Namun bukan main kagetnya kedua orang itu ketika bangkit. Tampak perempuan itu melesat keluar rumah. Sementara, laki-laki bertambang seram itu terus mengejar dengan kibasan-kibasan pedangnya. Dan ketika telah berada di halaman, perempuan cantik yang dikenali Ki Gendi sebagai Setiasih itu segera melayani serangan-serangan pedang dengan liukan-liukkan tubuhnya.
"Gila! Tapi, aaakh.... Aduh...," desis Ki Sumarja kaget.
Laki-laki tua itu tiba-tiba menggigil kedinginan. Dan sebentar saja tubuhnya berguling-gulingan sambil menjerit kesakitan.
"Marja, kenapa kau? Kenapa?!" sentak Ki Gendi sambil menggoyang-goyangkan tubuh laki-laki tua itu.
Untuk sesaat, kepala desa itu menjadi kalut. Kepalanya menoleh ke kiri dan kanan. Masih untung Wongso serta beberapa orang jagoan desa telah berada ditempat itu. Sementara penduduk yang terjaga dari tidur juga bergegas menuju rumah Ki Sumarja.
"Cepat! Bawa dia ke tempat Ki Gringsing. Mudah-mudahan orang tua itu bisa menyembuhkan!" perintah Ki Gendi.
"Percuma, Ki...," sahut salah seorang yang berada di dekatnya.
"Kenapa?"
"Ki Sumarja tak akan selamat. Dia telah terkena racun jahat perempuan itu...."
"Keparat!" maki Ki Gendi.
"Beberapa orang yang dibawa berobat ke tempat Ki Gringsing tak ada yang sembuh. Dan semuanya tewas," lanjut orang tadi.

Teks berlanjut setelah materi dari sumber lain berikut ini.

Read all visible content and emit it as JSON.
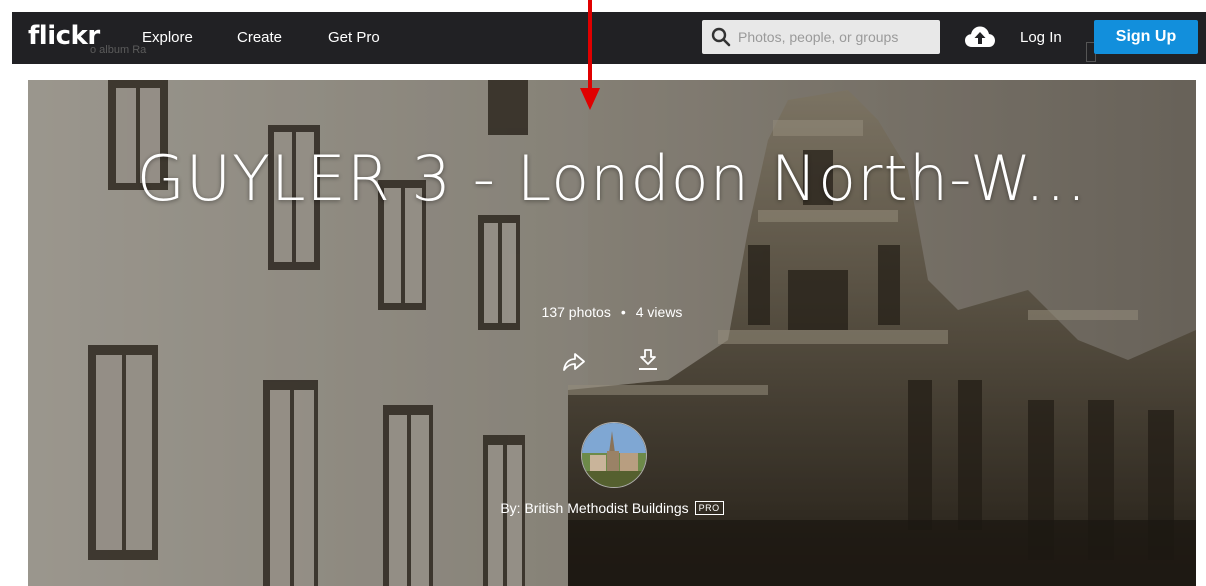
{
  "nav": {
    "logo": "flickr",
    "links": [
      "Explore",
      "Create",
      "Get Pro"
    ],
    "search_placeholder": "Photos, people, or groups",
    "login_label": "Log In",
    "signup_label": "Sign Up",
    "ghost_text": "o album Ra"
  },
  "album": {
    "title": "GUYLER 3 - London North-W...",
    "photo_count": "137 photos",
    "separator": "•",
    "views": "4 views",
    "byline": "By: British Methodist Buildings",
    "pro_badge": "PRO"
  },
  "colors": {
    "navbar": "#212124",
    "signup": "#128fdc",
    "annotation_arrow": "#e00000"
  },
  "icons": [
    "search-icon",
    "upload-cloud-icon",
    "share-icon",
    "download-icon",
    "arrow-down-icon"
  ]
}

"Kalau begitu, kalian bantu dia. Dan, tangkap perempuan itu untuk dihukum!"
"Baik, Ki!"
Lima orang jagoan Desa Weton Nyelap langsung melompat, hendak membantu meringkus perempuan yang tengah bertarung. Namun....
"Sial! Siapa yang menyuruh kalian mencampuri urusanku, heh?!" bentak lelaki berwajah seram.

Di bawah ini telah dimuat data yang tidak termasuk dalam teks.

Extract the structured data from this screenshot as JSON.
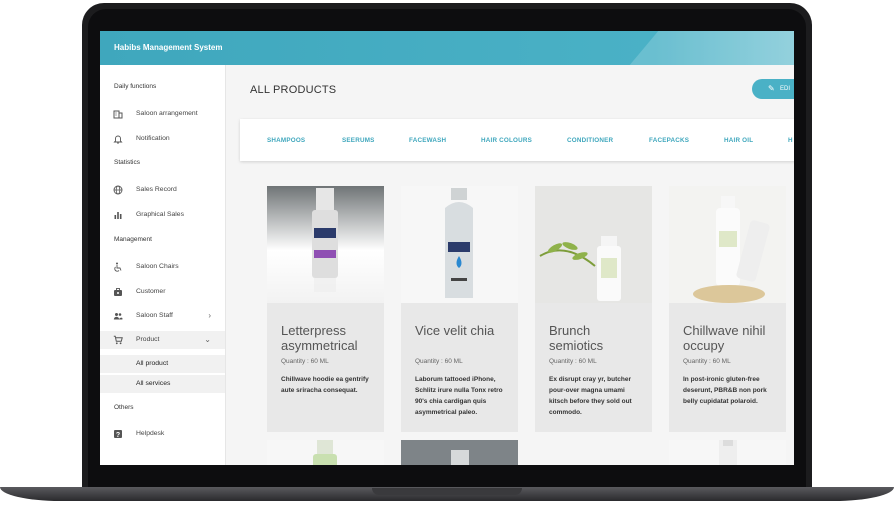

"Maaf, Kisanak Perempuan itu telah lama kami cari, karena telah meresahkan desa ini. Maka sudah sepatutnya kami tangkap!" sahut seorang di antara kelima jagoan desa itu.
"Phuih! Siapa peduli dengan urusan kalian. Dia telah membunuh adikku. Maka sudah sepatutnya dia mampus di tanganku!" dengus laki-laki seram itu.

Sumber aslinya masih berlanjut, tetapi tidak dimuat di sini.